Raro. No era una palabra adecuada hablando
con alguien con aquel aspecto. Lorenzo tomó nota mental para
procurar no usar esa palabra ni sinónimos con aquel hombre, que le
recordaba a alguien, a alguien famoso. ¿Pero a quién?
—Ah, o sea que investigas el crimen de
Moreda... interesante. —Volvió a abrir los ojos con deleite.
Lorenzo, sin embargo, no estaba tan a gusto.

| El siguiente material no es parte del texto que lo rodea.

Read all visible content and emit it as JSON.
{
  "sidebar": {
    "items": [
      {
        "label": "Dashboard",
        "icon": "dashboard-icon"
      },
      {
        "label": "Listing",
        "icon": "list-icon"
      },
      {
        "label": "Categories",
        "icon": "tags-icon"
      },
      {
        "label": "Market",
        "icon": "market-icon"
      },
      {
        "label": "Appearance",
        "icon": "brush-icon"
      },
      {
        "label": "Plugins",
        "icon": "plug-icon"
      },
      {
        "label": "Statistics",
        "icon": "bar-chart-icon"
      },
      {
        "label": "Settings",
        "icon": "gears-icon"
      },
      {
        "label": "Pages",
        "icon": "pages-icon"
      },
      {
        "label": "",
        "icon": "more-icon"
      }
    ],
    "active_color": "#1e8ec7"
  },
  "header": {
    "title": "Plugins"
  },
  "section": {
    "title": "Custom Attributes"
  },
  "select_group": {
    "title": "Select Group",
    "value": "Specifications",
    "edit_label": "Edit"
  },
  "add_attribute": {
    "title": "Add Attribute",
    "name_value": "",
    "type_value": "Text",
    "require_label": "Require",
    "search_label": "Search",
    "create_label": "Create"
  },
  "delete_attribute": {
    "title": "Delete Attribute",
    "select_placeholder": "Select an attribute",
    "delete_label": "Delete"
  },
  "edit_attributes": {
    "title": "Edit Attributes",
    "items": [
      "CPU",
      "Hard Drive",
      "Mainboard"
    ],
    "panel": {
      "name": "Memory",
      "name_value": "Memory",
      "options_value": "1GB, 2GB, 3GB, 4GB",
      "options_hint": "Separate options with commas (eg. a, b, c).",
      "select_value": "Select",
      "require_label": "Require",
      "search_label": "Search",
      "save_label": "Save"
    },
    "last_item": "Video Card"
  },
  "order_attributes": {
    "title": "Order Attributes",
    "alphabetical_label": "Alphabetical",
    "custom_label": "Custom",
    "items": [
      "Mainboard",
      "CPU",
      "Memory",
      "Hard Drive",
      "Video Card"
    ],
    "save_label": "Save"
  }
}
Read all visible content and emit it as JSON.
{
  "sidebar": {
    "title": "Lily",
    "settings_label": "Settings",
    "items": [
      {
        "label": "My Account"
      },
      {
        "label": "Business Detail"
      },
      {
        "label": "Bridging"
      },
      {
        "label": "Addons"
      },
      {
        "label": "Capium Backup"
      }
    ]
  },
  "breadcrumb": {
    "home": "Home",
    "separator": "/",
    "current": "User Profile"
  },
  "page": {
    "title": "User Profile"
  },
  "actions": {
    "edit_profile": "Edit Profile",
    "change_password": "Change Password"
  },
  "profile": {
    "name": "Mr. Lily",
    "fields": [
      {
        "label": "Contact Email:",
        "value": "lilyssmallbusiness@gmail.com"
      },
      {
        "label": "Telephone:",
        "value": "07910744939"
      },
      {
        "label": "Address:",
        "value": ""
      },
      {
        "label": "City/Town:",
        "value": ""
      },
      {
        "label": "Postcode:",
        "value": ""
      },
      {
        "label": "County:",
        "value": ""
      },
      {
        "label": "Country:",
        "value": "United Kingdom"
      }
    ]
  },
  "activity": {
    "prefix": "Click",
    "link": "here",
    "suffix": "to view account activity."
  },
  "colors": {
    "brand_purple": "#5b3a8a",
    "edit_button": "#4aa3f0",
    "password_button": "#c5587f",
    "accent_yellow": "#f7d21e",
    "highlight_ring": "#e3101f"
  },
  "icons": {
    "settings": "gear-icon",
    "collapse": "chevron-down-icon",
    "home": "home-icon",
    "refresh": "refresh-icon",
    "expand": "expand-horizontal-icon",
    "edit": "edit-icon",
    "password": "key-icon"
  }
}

Goyo tenía un ramalazo
que le ponía algo nervioso, pero tenía que ser profesional y
escucharle—. No sé qué puedo saber yo, un modesto peluquero, de un
asunto tan... criminal como ése.
—Por tu profesión, te relacionas con mucha
gente, oyes muchos rumores, chascarrillos... Seguramente conoces la
vida privada, la cara oculta de Gijón, mucho mejor que la mayoría
de la gente.
Dorar la píldora siempre solía dar resultado
para tirar de la lengua a alguien. Al menos, eso creía
Lorenzo.
—Hombre, es cierto que conozco a mucha
gente. Y oigo muchas cosas. De lo más variadas además. Recuerdo una
vez que vino a cortarse el pelo aquí un primo de Jairo, sí, hombre,
aquel tío de Luanco que participó en Gran Superviviente, que quedó
entre los finalistas.
Lorenzo odiaba los realities y no conocía a prácticamente ninguno de
los concursantes de ése ni otros programas por el estilo.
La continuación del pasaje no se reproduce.